My first move was to see how things looked on paper (not great). If I have big open weekends, sometimes I can take on a tough day or two during the week, so long as I remember to do my writing earlier. Unfortunately three days off and four on is too much, so I couldn't just Tetris my writing time. I had to find some substantive changes.
Then I started making tweaks until I found enough time for writing and the self care that keeps writing viable:
- By making my needs known to my side gig employers (the parents of the nanny gig), I was able to work in a May substitute for the little three hour shift I had on Thursdays. So during the month of May, I'm only driving out 3 days a week and have a four-day weekend.
- The Mondays are sort of unofficial, so I can wait out traffic before I head out.
- One appointment on Monday got cancelled, so I made sure the whole day was cancelled. That week I'll have Monday off. And I'll keep my eyes open for any other opportunity like it. A day off here and there can make a big difference.
- I'm using BART to get to the city job after I do the initial drop-off of stuff. That'll keep me from having to dig through traffic (it'll be about the same amount of time, but being able to read is a HUGE plus to any T graph).
- I'm going to pick up a couple of audiobooks for those rare occasions when NPR isn't blowing wind up my skirt.
- It might make for some long days (and some slightly hungry kitties by the time I get home), but movies or hikes I can do after I work, so that I can wait out the traffic.
- Double dipping with an infant while they're napping is pretty easy if one is determined to make it work.
- I pay someone to help me with some of the admin of social media management. I lined up extra hours for them in May.
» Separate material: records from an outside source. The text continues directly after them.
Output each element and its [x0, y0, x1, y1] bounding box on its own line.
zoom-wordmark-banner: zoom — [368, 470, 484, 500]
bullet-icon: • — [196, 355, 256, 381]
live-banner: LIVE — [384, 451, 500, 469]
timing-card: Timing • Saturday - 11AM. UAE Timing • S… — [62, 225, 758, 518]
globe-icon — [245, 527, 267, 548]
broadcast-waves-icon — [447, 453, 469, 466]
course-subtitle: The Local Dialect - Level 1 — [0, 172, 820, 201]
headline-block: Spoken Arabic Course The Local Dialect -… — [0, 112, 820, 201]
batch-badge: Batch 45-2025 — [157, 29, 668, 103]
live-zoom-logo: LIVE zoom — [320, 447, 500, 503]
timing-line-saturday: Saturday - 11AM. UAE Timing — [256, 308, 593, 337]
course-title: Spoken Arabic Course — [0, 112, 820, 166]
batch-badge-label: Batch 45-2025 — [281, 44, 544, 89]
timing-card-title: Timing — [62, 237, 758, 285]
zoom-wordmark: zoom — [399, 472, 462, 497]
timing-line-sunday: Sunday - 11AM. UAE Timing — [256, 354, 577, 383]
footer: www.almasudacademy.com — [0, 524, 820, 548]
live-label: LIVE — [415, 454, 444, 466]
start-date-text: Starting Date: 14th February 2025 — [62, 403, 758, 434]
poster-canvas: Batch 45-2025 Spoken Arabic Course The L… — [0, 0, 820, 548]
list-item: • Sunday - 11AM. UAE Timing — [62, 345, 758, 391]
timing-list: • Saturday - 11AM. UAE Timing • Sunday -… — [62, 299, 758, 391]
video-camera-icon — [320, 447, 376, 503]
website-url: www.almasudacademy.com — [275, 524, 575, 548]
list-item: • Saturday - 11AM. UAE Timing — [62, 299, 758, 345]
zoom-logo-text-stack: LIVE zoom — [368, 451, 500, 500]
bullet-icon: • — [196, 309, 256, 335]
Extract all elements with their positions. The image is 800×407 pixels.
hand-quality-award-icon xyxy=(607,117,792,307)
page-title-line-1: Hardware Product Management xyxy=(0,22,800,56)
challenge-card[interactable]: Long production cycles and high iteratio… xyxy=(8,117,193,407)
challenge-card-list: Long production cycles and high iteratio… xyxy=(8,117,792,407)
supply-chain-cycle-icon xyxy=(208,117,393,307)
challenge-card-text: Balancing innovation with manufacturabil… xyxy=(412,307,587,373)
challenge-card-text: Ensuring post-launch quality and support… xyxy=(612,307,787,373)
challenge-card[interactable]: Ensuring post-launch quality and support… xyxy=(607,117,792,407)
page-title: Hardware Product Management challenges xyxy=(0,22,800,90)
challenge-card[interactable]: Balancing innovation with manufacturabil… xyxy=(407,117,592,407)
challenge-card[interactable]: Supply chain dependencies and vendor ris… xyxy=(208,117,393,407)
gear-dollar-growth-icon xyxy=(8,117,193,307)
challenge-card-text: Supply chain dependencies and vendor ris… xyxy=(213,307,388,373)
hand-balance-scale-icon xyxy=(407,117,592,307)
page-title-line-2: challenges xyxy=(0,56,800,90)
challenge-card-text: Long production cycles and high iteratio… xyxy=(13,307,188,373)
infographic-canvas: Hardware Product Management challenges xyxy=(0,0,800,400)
- I've saved up a lot of admin-type posts and am running a poll that will require a lot of reminders.
- I have a lot of important but shorter posts "saved up" just for May––we're running a poll with semifinals that will require a lot of reminder posts. And I haven't done "best of" for 2019 yet. I can't run an entire month of filler, of course, but having a LITTLE less that requires my urgent attention day after day makes the fits and starts dynamic of May's writing/self-care time––and the fact that Tuesday and Wednesday are just about going to be a wash––a little easier to handle.
- Since I have more money than time during May, I have set up a couple of low-key Facebook promotions to make up for the fact that I won't be able to be 110% on social media or write quite so many heavy hitting posts.
- I'll still have a week front-loaded with side gigs and back-loaded with writing, so I need to sit down with my planner every week and really plan out what posts I'm going to write ahead of time and get them done early.
And that's how I do it. I make writing the highest priority, I scowl at my schedule, and I don't fuck around. A lot of people love writing, and I'm not here to judge their love or how much of a writer they are, but if they get into a pinch, it's the first thing they toss to the back burner and the last thing they sit down and plan for how they're going to keep it a priority through a rough time. For most working writers, that would be like not figuring out how you're going to get to your job or see your family during a rough time.
If it's a priority, make it a priority.
This is Folksy Wisdom; over and out.